Il Tribunale Amministrativo Regionale per la Lombardia (Sezione Prima), definitivamente pronunciando sul ricorso, come in epigrafe proposto, lo respinge.
Spese compensate.
Ordina che la presente sentenza sia eseguita dall'autorità amministrativa.

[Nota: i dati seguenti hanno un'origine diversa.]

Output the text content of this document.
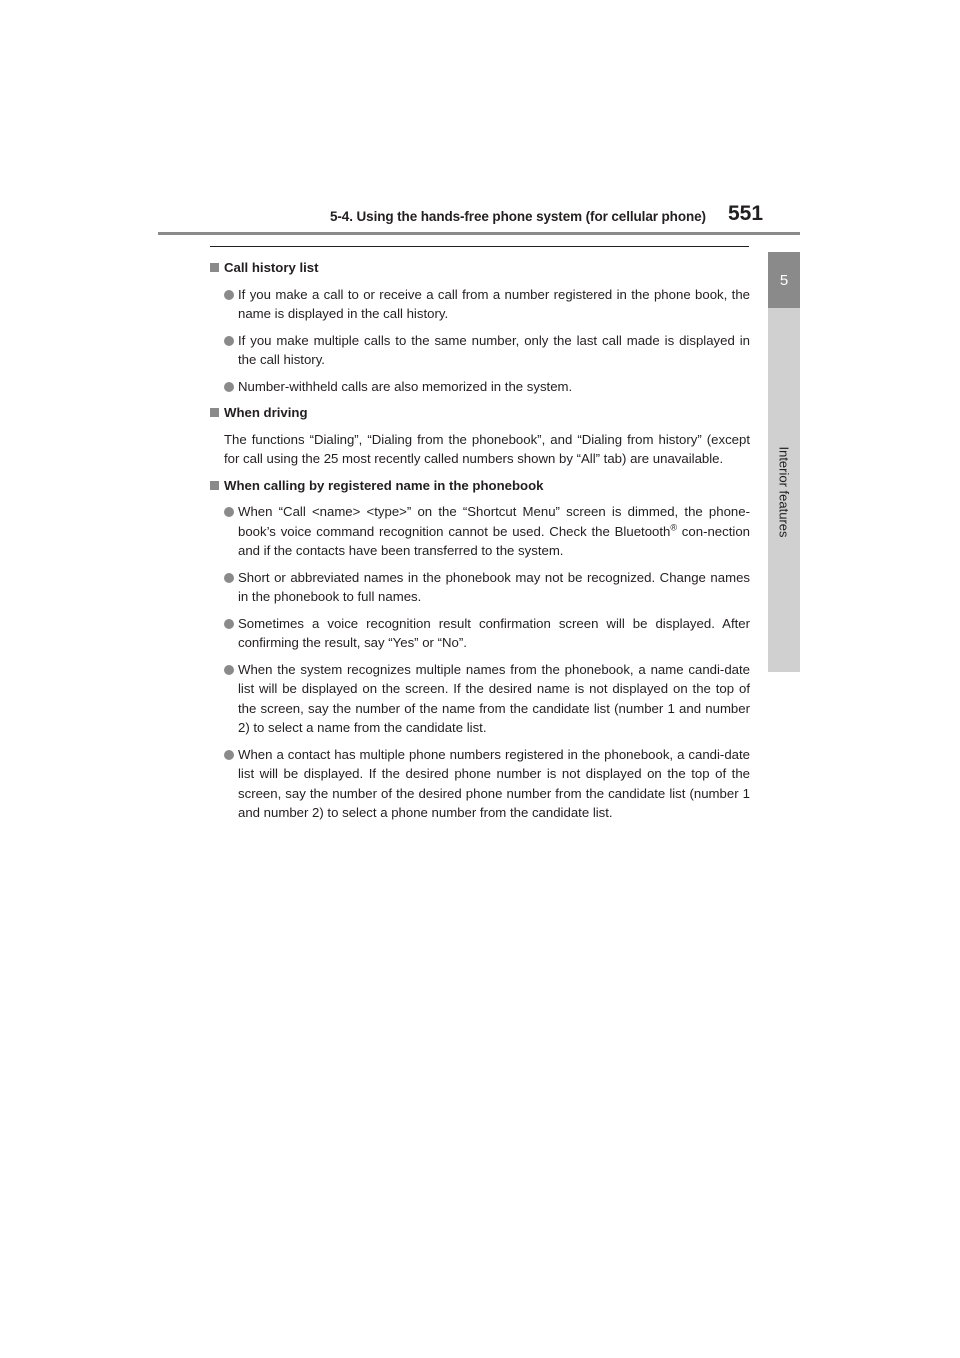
5-4. Using the hands-free phone system (for cellular phone) 551
5
Interior features
Call history list
If you make a call to or receive a call from a number registered in the phone book, the name is displayed in the call history.
If you make multiple calls to the same number, only the last call made is displayed in the call history.
Number-withheld calls are also memorized in the system.
When driving
The functions “Dialing”, “Dialing from the phonebook”, and “Dialing from history” (except for call using the 25 most recently called numbers shown by “All” tab) are unavailable.
When calling by registered name in the phonebook
When “Call <name> <type>” on the “Shortcut Menu” screen is dimmed, the phone-book’s voice command recognition cannot be used. Check the Bluetooth® con-nection and if the contacts have been transferred to the system.
Short or abbreviated names in the phonebook may not be recognized. Change names in the phonebook to full names.
Sometimes a voice recognition result confirmation screen will be displayed. After confirming the result, say “Yes” or “No”.
When the system recognizes multiple names from the phonebook, a name candi-date list will be displayed on the screen. If the desired name is not displayed on the top of the screen, say the number of the name from the candidate list (number 1 and number 2) to select a name from the candidate list.
When a contact has multiple phone numbers registered in the phonebook, a candi-date list will be displayed. If the desired phone number is not displayed on the top of the screen, say the number of the desired phone number from the candidate list (number 1 and number 2) to select a phone number from the candidate list.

Ritenuto che sussistano i presupposti di cui all'articolo 52, commi 1 e 2, del decreto legislativo 30 giugno 2003, n. 196, e dell’articolo 10 del Regolamento (UE) 2016/679 del Parlamento europeo e del Consiglio del 27 aprile 2016, a tutela dei diritti o della dignità della parte interessata, manda alla Segreteria di procedere all'oscuramento delle generalità nonché di qualsiasi altro dato idoneo ad identificare la parte ricorrente.
Così deciso in Milano nella camera di consiglio del giorno 18 dicembre 2024 con l'intervento dei magistrati:
Antonio Vinciguerra, Presidente
Alberto Di Mario, Consigliere
Federico Giuseppe Russo, Referendario, Estensore
| L'ESTENSORE | IL PRESIDENTE |
| Federico Giuseppe Russo | Antonio Vinciguerra |
IL SEGRETARIO
In caso di diffusione omettere le generalità e gli altri dati identificativi dei soggetti interessati nei termini indicati.